Tout d’abord, le mouvement : c’est l’un des principes communs au Brain Gym® et à la psychomotricité. Paul Dennison dit ceci : « le mouvement est la porte de l’apprentissage ». La psychomotricité s’accorde sur ce principe également : chaque activité, chaque proposition passe par le mouvement pour favoriser les apprentissages et les évolutions. Cela permet aussi de maintenir l’attention et la motivation des enfants, condition nécessaire à chaque apprentissage. Les mouvements proposés dans le menu d’apprentissage du Brain Gym® ainsi qu’en psychomotricité permettent de travailler : le tonus, les coordinations (oculo)manuelles et (oculo)pédestres, les dissociations, la gestion de la force, l’équilibre, la latéralité, etc…
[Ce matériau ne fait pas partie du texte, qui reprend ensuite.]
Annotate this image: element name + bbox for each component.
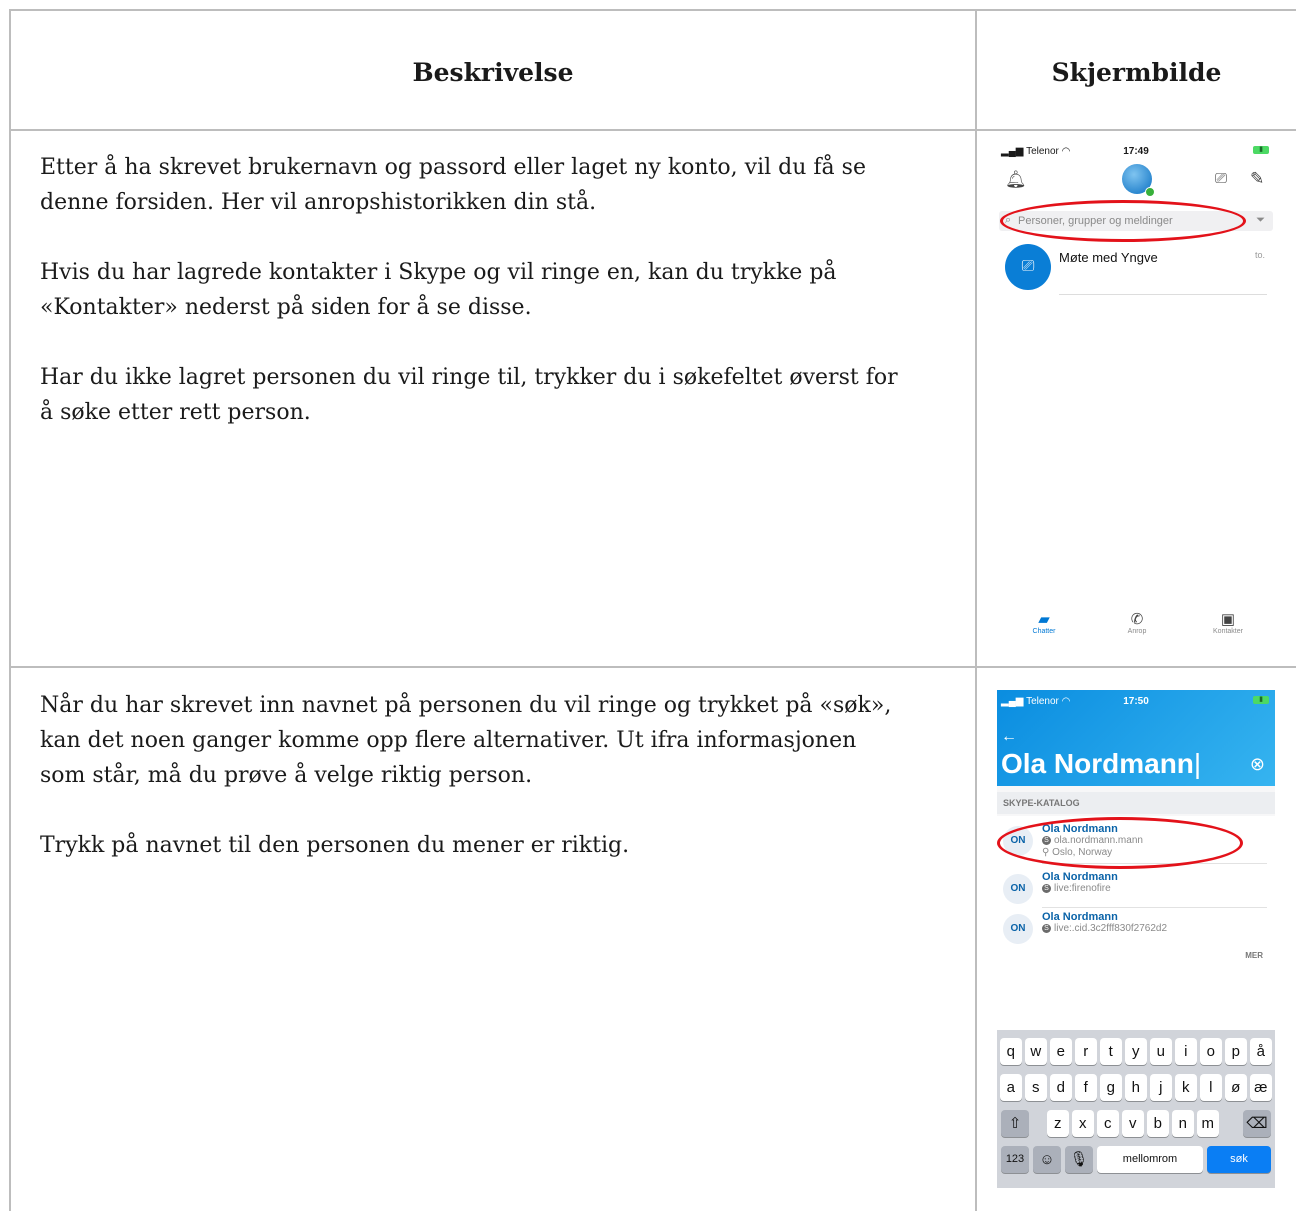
paragraph: Hvis du har lagrede kontakter i Skype og… <box>40 260 837 320</box>
shift-key[interactable]: ⇧ <box>1001 1110 1029 1137</box>
divider <box>1059 294 1267 295</box>
result-avatar: ON <box>1003 914 1033 944</box>
key-b[interactable]: b <box>1147 1110 1169 1137</box>
key-f[interactable]: f <box>1075 1074 1097 1101</box>
result-id: live:firenofire <box>1054 883 1111 894</box>
video-icon: ⎚ <box>1021 258 1035 275</box>
key-m[interactable]: m <box>1197 1110 1219 1137</box>
paragraph: Har du ikke lagret personen du vil ringe… <box>40 365 898 425</box>
result-name: Ola Nordmann <box>1042 871 1118 883</box>
table-border-top <box>9 9 1296 11</box>
header-description: Beskrivelse <box>412 58 574 87</box>
key-e[interactable]: e <box>1050 1038 1072 1065</box>
highlight-circle <box>1000 200 1246 242</box>
key-t[interactable]: t <box>1100 1038 1122 1065</box>
video-call-icon[interactable]: ⎚ <box>1215 170 1227 187</box>
status-bar: ▂▄▆ Telenor ◠ 17:49 ▮ <box>997 140 1275 162</box>
key-u[interactable]: u <box>1150 1038 1172 1065</box>
keyboard: qwertyuiopå asdfghjkløæ zxcvbnm ⇧ ⌫ 123 … <box>997 1030 1275 1188</box>
presence-dot <box>1145 187 1155 197</box>
key-d[interactable]: d <box>1050 1074 1072 1101</box>
table-border-left <box>9 9 11 1211</box>
clock: 17:49 <box>1123 146 1149 157</box>
header-divider <box>9 129 1296 131</box>
key-y[interactable]: y <box>1125 1038 1147 1065</box>
key-x[interactable]: x <box>1072 1110 1094 1137</box>
phone-screenshot-home: ▂▄▆ Telenor ◠ 17:49 ▮ 🔔︎ ⎚ ✎ ⌕ Personer,… <box>997 140 1275 640</box>
tab-kontakter[interactable]: ▣ Kontakter <box>1203 610 1253 635</box>
clear-icon[interactable]: ⊗ <box>1250 754 1265 775</box>
key-z[interactable]: z <box>1047 1110 1069 1137</box>
key-s[interactable]: s <box>1025 1074 1047 1101</box>
chat-time: to. <box>1254 250 1265 260</box>
key-o[interactable]: o <box>1200 1038 1222 1065</box>
meeting-avatar[interactable]: ⎚ <box>1005 244 1051 290</box>
key-l[interactable]: l <box>1200 1074 1222 1101</box>
skype-icon: S <box>1042 923 1051 933</box>
key-v[interactable]: v <box>1122 1110 1144 1137</box>
battery-icon: ▮ <box>1253 696 1269 704</box>
emoji-icon[interactable]: ☺ <box>1033 1146 1061 1173</box>
clock: 17:50 <box>1123 696 1149 707</box>
key-g[interactable]: g <box>1100 1074 1122 1101</box>
key-æ[interactable]: æ <box>1250 1074 1272 1101</box>
key-c[interactable]: c <box>1097 1110 1119 1137</box>
skype-icon: S <box>1042 883 1051 893</box>
row-divider <box>9 666 1296 668</box>
result-item[interactable]: ON Ola Nordmann Slive:.cid.3c2fff830f276… <box>997 908 1275 948</box>
key-å[interactable]: å <box>1250 1038 1272 1065</box>
search-key[interactable]: søk <box>1207 1146 1271 1173</box>
key-i[interactable]: i <box>1175 1038 1197 1065</box>
more-button[interactable]: MER <box>1245 951 1263 960</box>
microphone-icon[interactable]: 🎙︎ <box>1065 1146 1093 1173</box>
space-key[interactable]: mellomrom <box>1097 1146 1203 1173</box>
compose-icon[interactable]: ✎ <box>1250 169 1264 189</box>
key-p[interactable]: p <box>1225 1038 1247 1065</box>
key-r[interactable]: r <box>1075 1038 1097 1065</box>
filter-icon[interactable]: ⏷ <box>1256 214 1265 227</box>
backspace-key[interactable]: ⌫ <box>1243 1110 1271 1137</box>
search-query[interactable]: Ola Nordmann| <box>1001 748 1201 780</box>
result-id: live:.cid.3c2fff830f2762d2 <box>1054 923 1168 934</box>
key-n[interactable]: n <box>1172 1110 1194 1137</box>
key-j[interactable]: j <box>1150 1074 1172 1101</box>
phone-icon: ✆ <box>1130 611 1144 628</box>
status-bar: ▂▄▆ Telenor ◠ 17:50 ▮ <box>997 690 1275 712</box>
result-name: Ola Nordmann <box>1042 911 1118 923</box>
tab-anrop[interactable]: ✆ Anrop <box>1112 610 1162 635</box>
header-screenshot: Skjermbilde <box>1051 58 1222 87</box>
tab-chatter[interactable]: ▰ Chatter <box>1019 610 1069 635</box>
chat-name[interactable]: Møte med Yngve <box>1059 250 1158 265</box>
result-avatar: ON <box>1003 874 1033 904</box>
phone-screenshot-search: ▂▄▆ Telenor ◠ 17:50 ▮ ← Ola Nordmann| ⊗ … <box>997 690 1275 1188</box>
section-header: SKYPE-KATALOG <box>997 792 1275 814</box>
battery-icon: ▮ <box>1253 146 1269 154</box>
key-ø[interactable]: ø <box>1225 1074 1247 1101</box>
paragraph: Etter å ha skrevet brukernavn og passord… <box>40 155 866 215</box>
contacts-icon: ▣ <box>1220 611 1236 628</box>
key-w[interactable]: w <box>1025 1038 1047 1065</box>
back-arrow-icon[interactable]: ← <box>1001 728 1017 746</box>
key-q[interactable]: q <box>1000 1038 1022 1065</box>
text-cursor: | <box>1193 748 1202 779</box>
numbers-key[interactable]: 123 <box>1001 1146 1029 1173</box>
bell-icon[interactable]: 🔔︎ <box>1005 170 1027 190</box>
paragraph: Når du har skrevet inn navnet på persone… <box>40 693 892 788</box>
chat-icon: ▰ <box>1038 611 1050 628</box>
paragraph: Trykk på navnet til den personen du mene… <box>40 833 630 858</box>
result-item[interactable]: ON Ola Nordmann Slive:firenofire <box>997 868 1275 908</box>
row2-description: Når du har skrevet inn navnet på persone… <box>40 688 900 898</box>
key-k[interactable]: k <box>1175 1074 1197 1101</box>
key-h[interactable]: h <box>1125 1074 1147 1101</box>
column-divider <box>975 9 977 1211</box>
row1-description: Etter å ha skrevet brukernavn og passord… <box>40 150 900 465</box>
key-a[interactable]: a <box>1000 1074 1022 1101</box>
highlight-circle <box>997 817 1243 869</box>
Ensuite, la cognition (ou « l’intelligence ») : tant en Brain Gym® qu’en psychomotricité, l’attention, la mémoire, l’organisation dans l’espace et dans le temps ainsi que le schéma corporel sont beaucoup sollicités. En effet, il faut de la concentration pour comprendre comment placer son corps pour réaliser les mouvements du menu d’apprentissage, connaitre son schéma corporel et organiser son corps dans l’espace afin d’y arriver. Ces compétentes sont également stimulées en séance de psychomotricité.
Pour finir, les émotions : les deux pratiques permettent de vivre et de comprendre ses émotions mais aussi de tenter d’être le plus positif possible, de voir le verre à moitié plein, de voir le côté capacitaire de la personne et non le côté déficitaire. Cela favorise la confiance en soi, point très important dans le processus d’apprentissage : si je pense en être incapable, je ne vais pas réussir à fournir les efforts nécessaires pour y arriver. Plus le bénéficiaire verra le côté positif, plus il le favorisera face aux difficultés qu’il rencontrera.

Pour conclure…

La psychomotricité ainsi que le Brain Gym® passent par le mouvement afin de favoriser les apprentissages et mettent en avant la confiance en soi et la positivité. C’est pourquoi, ayant des objectifs communs, le Brain Gym® (étant une pratique à part entière) peut être utilisé en psychomotricité comme une médiation selon les objectifs poursuivis. Chaque mouvement peut être adapté aux capacités de la personne, chose très importante lorsque l’on rencontre un très large public.